Desde los pueblos más inaccesibles como Santa Rita de Ituango, Urrao, Bahía Solano o Turbo, hasta ciudades como Manizales o Ibagué, estos incomparable burros de trabajo conectaban nuestra ciudad, como lo hicieron desde las bases de Barranquilla, Villavicencio, Bucaramanga, Cúcuta, Montería, Cartagena y El Banco para cubrir prácticamente todo el país. El desarrollo posterior de Aces en los años setenta evoca decididamente aquella operación pionera, pues no sólo el director comercial de esos inicios, Enrique Castañeda,  había desempeñado el mismo cargo en aquella empresa, sino que igualmente muchos de los pilotos, Jaime Perez, el siempre sonriente Gordo Fernández, Jesús Villalobos, el capitán Jaimes y otros cuyos nombres he olvidado, revivieron su vida pasada en el digno sucesor que fue el Twin Otter fabricado por esta misma empresa.

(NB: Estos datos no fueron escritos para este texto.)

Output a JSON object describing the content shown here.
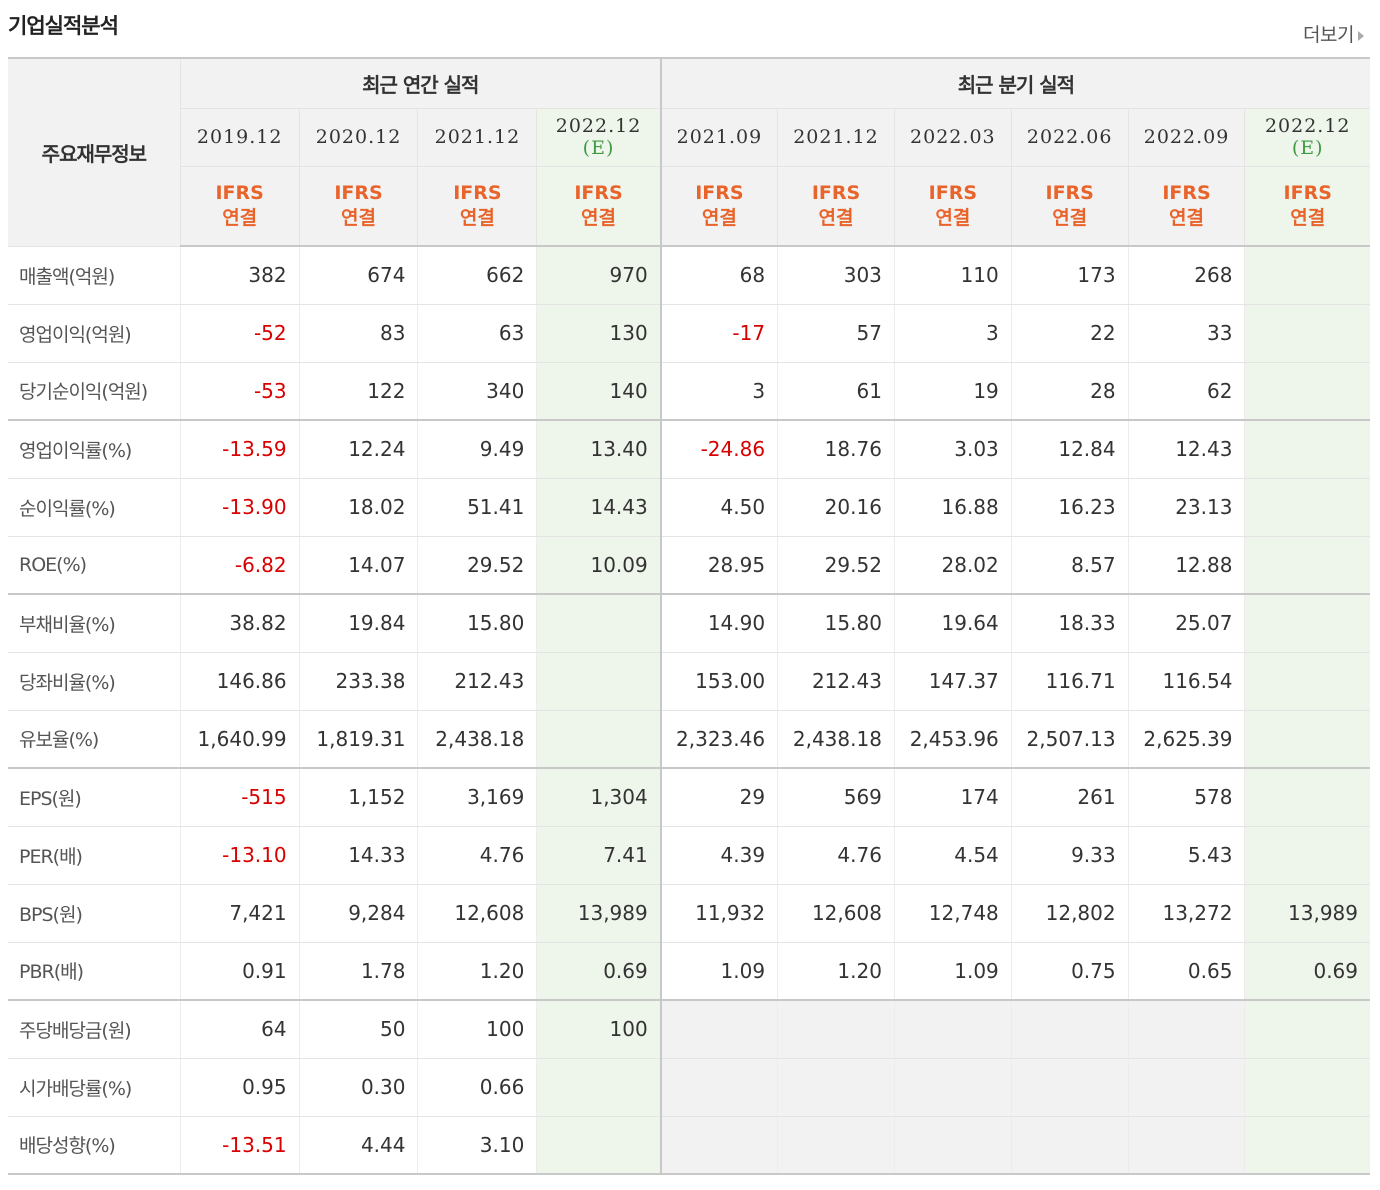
{
  "header": {
    "title": "기업실적분석",
    "more_label": "더보기"
  },
  "table": {
    "row_head": "주요재무정보",
    "group_annual": "최근 연간 실적",
    "group_quarter": "최근 분기 실적",
    "columns": [
      {
        "period": "2019.12",
        "est": "",
        "acc1": "IFRS",
        "acc2": "연결"
      },
      {
        "period": "2020.12",
        "est": "",
        "acc1": "IFRS",
        "acc2": "연결"
      },
      {
        "period": "2021.12",
        "est": "",
        "acc1": "IFRS",
        "acc2": "연결"
      },
      {
        "period": "2022.12",
        "est": "(E)",
        "acc1": "IFRS",
        "acc2": "연결"
      },
      {
        "period": "2021.09",
        "est": "",
        "acc1": "IFRS",
        "acc2": "연결"
      },
      {
        "period": "2021.12",
        "est": "",
        "acc1": "IFRS",
        "acc2": "연결"
      },
      {
        "period": "2022.03",
        "est": "",
        "acc1": "IFRS",
        "acc2": "연결"
      },
      {
        "period": "2022.06",
        "est": "",
        "acc1": "IFRS",
        "acc2": "연결"
      },
      {
        "period": "2022.09",
        "est": "",
        "acc1": "IFRS",
        "acc2": "연결"
      },
      {
        "period": "2022.12",
        "est": "(E)",
        "acc1": "IFRS",
        "acc2": "연결"
      }
    ],
    "rows": [
      {
        "label": "매출액(억원)",
        "values": [
          "382",
          "674",
          "662",
          "970",
          "68",
          "303",
          "110",
          "173",
          "268",
          ""
        ]
      },
      {
        "label": "영업이익(억원)",
        "values": [
          "-52",
          "83",
          "63",
          "130",
          "-17",
          "57",
          "3",
          "22",
          "33",
          ""
        ]
      },
      {
        "label": "당기순이익(억원)",
        "values": [
          "-53",
          "122",
          "340",
          "140",
          "3",
          "61",
          "19",
          "28",
          "62",
          ""
        ]
      },
      {
        "label": "영업이익률(%)",
        "values": [
          "-13.59",
          "12.24",
          "9.49",
          "13.40",
          "-24.86",
          "18.76",
          "3.03",
          "12.84",
          "12.43",
          ""
        ]
      },
      {
        "label": "순이익률(%)",
        "values": [
          "-13.90",
          "18.02",
          "51.41",
          "14.43",
          "4.50",
          "20.16",
          "16.88",
          "16.23",
          "23.13",
          ""
        ]
      },
      {
        "label": "ROE(%)",
        "values": [
          "-6.82",
          "14.07",
          "29.52",
          "10.09",
          "28.95",
          "29.52",
          "28.02",
          "8.57",
          "12.88",
          ""
        ]
      },
      {
        "label": "부채비율(%)",
        "values": [
          "38.82",
          "19.84",
          "15.80",
          "",
          "14.90",
          "15.80",
          "19.64",
          "18.33",
          "25.07",
          ""
        ]
      },
      {
        "label": "당좌비율(%)",
        "values": [
          "146.86",
          "233.38",
          "212.43",
          "",
          "153.00",
          "212.43",
          "147.37",
          "116.71",
          "116.54",
          ""
        ]
      },
      {
        "label": "유보율(%)",
        "values": [
          "1,640.99",
          "1,819.31",
          "2,438.18",
          "",
          "2,323.46",
          "2,438.18",
          "2,453.96",
          "2,507.13",
          "2,625.39",
          ""
        ]
      },
      {
        "label": "EPS(원)",
        "values": [
          "-515",
          "1,152",
          "3,169",
          "1,304",
          "29",
          "569",
          "174",
          "261",
          "578",
          ""
        ]
      },
      {
        "label": "PER(배)",
        "values": [
          "-13.10",
          "14.33",
          "4.76",
          "7.41",
          "4.39",
          "4.76",
          "4.54",
          "9.33",
          "5.43",
          ""
        ]
      },
      {
        "label": "BPS(원)",
        "values": [
          "7,421",
          "9,284",
          "12,608",
          "13,989",
          "11,932",
          "12,608",
          "12,748",
          "12,802",
          "13,272",
          "13,989"
        ]
      },
      {
        "label": "PBR(배)",
        "values": [
          "0.91",
          "1.78",
          "1.20",
          "0.69",
          "1.09",
          "1.20",
          "1.09",
          "0.75",
          "0.65",
          "0.69"
        ]
      },
      {
        "label": "주당배당금(원)",
        "values": [
          "64",
          "50",
          "100",
          "100",
          "",
          "",
          "",
          "",
          "",
          ""
        ]
      },
      {
        "label": "시가배당률(%)",
        "values": [
          "0.95",
          "0.30",
          "0.66",
          "",
          "",
          "",
          "",
          "",
          "",
          ""
        ]
      },
      {
        "label": "배당성향(%)",
        "values": [
          "-13.51",
          "4.44",
          "3.10",
          "",
          "",
          "",
          "",
          "",
          "",
          ""
        ]
      }
    ]
  },
  "colors": {
    "negative": "#d80000",
    "ifrs": "#e8642b",
    "estimate": "#3f9a45"
  }
}
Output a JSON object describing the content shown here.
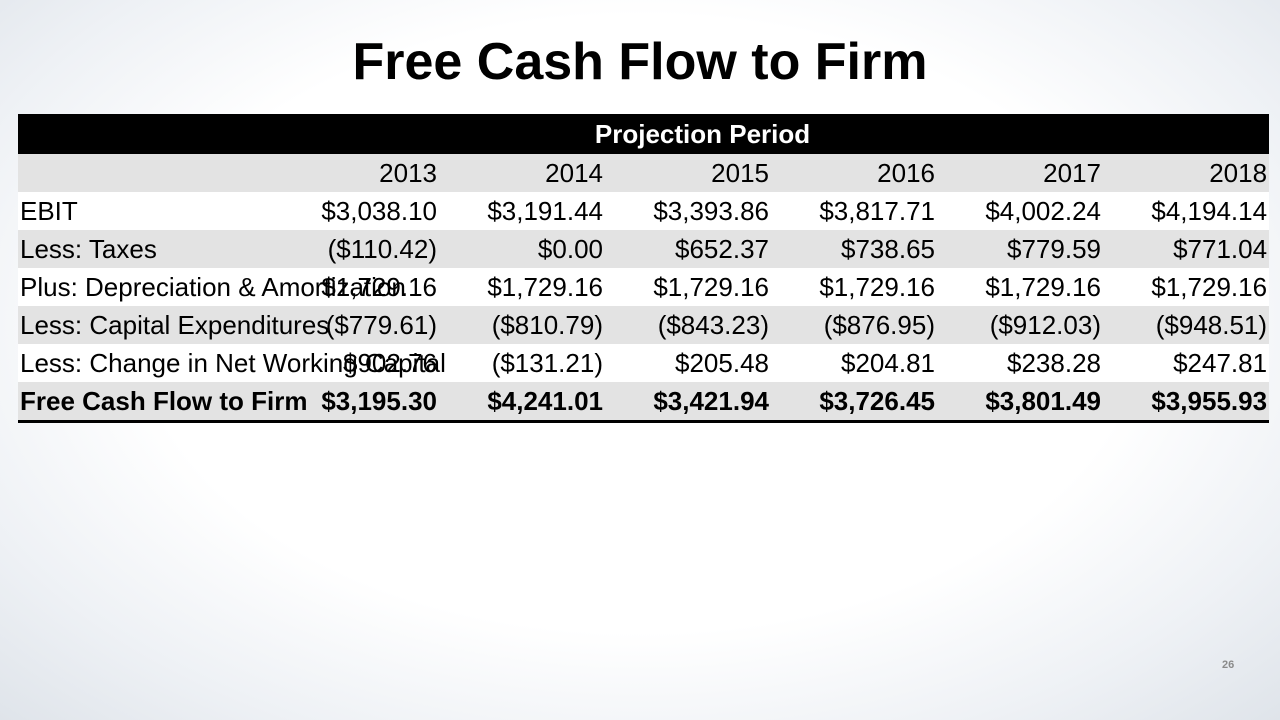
{
  "title": "Free Cash Flow to Firm",
  "table": {
    "banner": "Projection Period",
    "year_header_label": "",
    "years": [
      "2013",
      "2014",
      "2015",
      "2016",
      "2017",
      "2018"
    ],
    "rows": [
      {
        "label": "EBIT",
        "values": [
          "$3,038.10",
          "$3,191.44",
          "$3,393.86",
          "$3,817.71",
          "$4,002.24",
          "$4,194.14"
        ]
      },
      {
        "label": "Less: Taxes",
        "values": [
          "($110.42)",
          "$0.00",
          "$652.37",
          "$738.65",
          "$779.59",
          "$771.04"
        ]
      },
      {
        "label": "Plus: Depreciation & Amortization",
        "values": [
          "$1,729.16",
          "$1,729.16",
          "$1,729.16",
          "$1,729.16",
          "$1,729.16",
          "$1,729.16"
        ]
      },
      {
        "label": "Less: Capital Expenditures",
        "values": [
          "($779.61)",
          "($810.79)",
          "($843.23)",
          "($876.95)",
          "($912.03)",
          "($948.51)"
        ]
      },
      {
        "label": "Less: Change in Net Working Capital",
        "values": [
          "$902.76",
          "($131.21)",
          "$205.48",
          "$204.81",
          "$238.28",
          "$247.81"
        ]
      },
      {
        "label": "Free Cash Flow to Firm",
        "values": [
          "$3,195.30",
          "$4,241.01",
          "$3,421.94",
          "$3,726.45",
          "$3,801.49",
          "$3,955.93"
        ]
      }
    ]
  },
  "page_number": "26"
}
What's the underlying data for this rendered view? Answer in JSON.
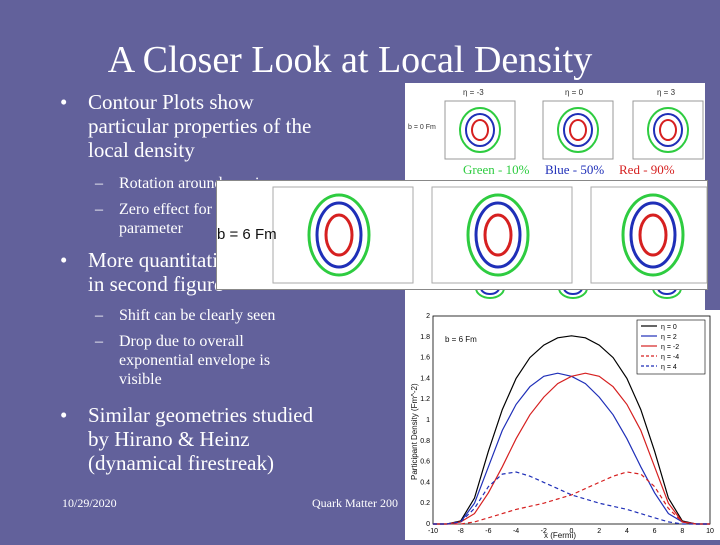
{
  "slide": {
    "title": "A Closer Look at Local Density",
    "bullets": [
      {
        "text_lines": [
          "Contour Plots show",
          "particular properties of the",
          "local density"
        ]
      },
      {
        "text_lines": [
          "More quantitative",
          "in second figure"
        ]
      },
      {
        "text_lines": [
          "Similar geometries studied",
          "by Hirano & Heinz",
          "(dynamical firestreak)"
        ]
      }
    ],
    "sub_bullets_1": [
      {
        "text_lines": [
          "Rotation around y-axis"
        ]
      },
      {
        "text_lines": [
          "Zero effect for b",
          "parameter"
        ]
      }
    ],
    "sub_bullets_2": [
      {
        "text_lines": [
          "Shift can be clearly seen"
        ]
      },
      {
        "text_lines": [
          "Drop due to overall",
          "exponential envelope is",
          "visible"
        ]
      }
    ],
    "footer_date": "10/29/2020",
    "footer_conf": "Quark Matter 200"
  },
  "contour_top": {
    "b_label": "b = 0 Fm",
    "eta_labels": [
      "η = -3",
      "η = 0",
      "η = 3"
    ]
  },
  "legend": {
    "green": "Green - 10%",
    "blue": "Blue - 50%",
    "red": "Red - 90%",
    "colors": {
      "green": "#2ecc40",
      "blue": "#1f2fb8",
      "red": "#d62020"
    }
  },
  "contour_zoom": {
    "b_label": "b = 6 Fm"
  },
  "chart_data": {
    "type": "line",
    "title": "",
    "xlabel": "x (Fermi)",
    "ylabel": "Participant Density (Fm^-2)",
    "annotation": "b = 6 Fm",
    "xlim": [
      -10,
      10
    ],
    "ylim": [
      0,
      2
    ],
    "xticks": [
      "-10",
      "-8",
      "-6",
      "-4",
      "-2",
      "0",
      "2",
      "4",
      "6",
      "8",
      "10"
    ],
    "yticks": [
      "0",
      "0.2",
      "0.4",
      "0.6",
      "0.8",
      "1",
      "1.2",
      "1.4",
      "1.6",
      "1.8",
      "2"
    ],
    "x": [
      -10,
      -9,
      -8,
      -7,
      -6,
      -5,
      -4,
      -3,
      -2,
      -1,
      0,
      1,
      2,
      3,
      4,
      5,
      6,
      7,
      8,
      9,
      10
    ],
    "series": [
      {
        "name": "η = 0",
        "color": "#000000",
        "dash": false,
        "values": [
          0,
          0,
          0.03,
          0.25,
          0.7,
          1.1,
          1.4,
          1.6,
          1.72,
          1.79,
          1.81,
          1.79,
          1.72,
          1.6,
          1.4,
          1.1,
          0.7,
          0.25,
          0.03,
          0,
          0
        ]
      },
      {
        "name": "η = 2",
        "color": "#1f2fb8",
        "dash": false,
        "values": [
          0,
          0,
          0.02,
          0.2,
          0.55,
          0.9,
          1.15,
          1.32,
          1.42,
          1.45,
          1.42,
          1.35,
          1.22,
          1.05,
          0.82,
          0.55,
          0.3,
          0.1,
          0.02,
          0,
          0
        ]
      },
      {
        "name": "η = -2",
        "color": "#d62020",
        "dash": false,
        "values": [
          0,
          0,
          0.02,
          0.1,
          0.3,
          0.55,
          0.82,
          1.05,
          1.22,
          1.35,
          1.42,
          1.45,
          1.42,
          1.32,
          1.15,
          0.9,
          0.55,
          0.2,
          0.02,
          0,
          0
        ]
      },
      {
        "name": "η = -4",
        "color": "#d62020",
        "dash": true,
        "values": [
          0,
          0,
          0,
          0.02,
          0.06,
          0.1,
          0.14,
          0.17,
          0.2,
          0.24,
          0.28,
          0.34,
          0.4,
          0.46,
          0.5,
          0.48,
          0.36,
          0.15,
          0.02,
          0,
          0
        ]
      },
      {
        "name": "η = 4",
        "color": "#1f2fb8",
        "dash": true,
        "values": [
          0,
          0,
          0.02,
          0.15,
          0.36,
          0.48,
          0.5,
          0.46,
          0.4,
          0.34,
          0.28,
          0.24,
          0.2,
          0.17,
          0.14,
          0.1,
          0.06,
          0.02,
          0,
          0,
          0
        ]
      }
    ],
    "legend_position": "top-right"
  }
}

Durante la denominada época de la violencia, fueron cientos los heridos transportados en funciones de ambulancia por los Beavers, salvando incontables vidas.  En la zona cafetera de Tolima, durante las cosechas, se improvisaban pistas que permitían sacar los bultos de café, en maniobras imposibles que narraban con no poco orgullo mis compañeros de trabajo. La operación de aquella mañana en Otú era un sencillo vuelo de rutina sin duda para un piloto que tal vez había enfrentado situaciones límites en más de una ocasión en un país agreste y premoderno como el nuestro. Mi admiración sin embargo es tan vigente hoy como en aquella mañana esplendorosa.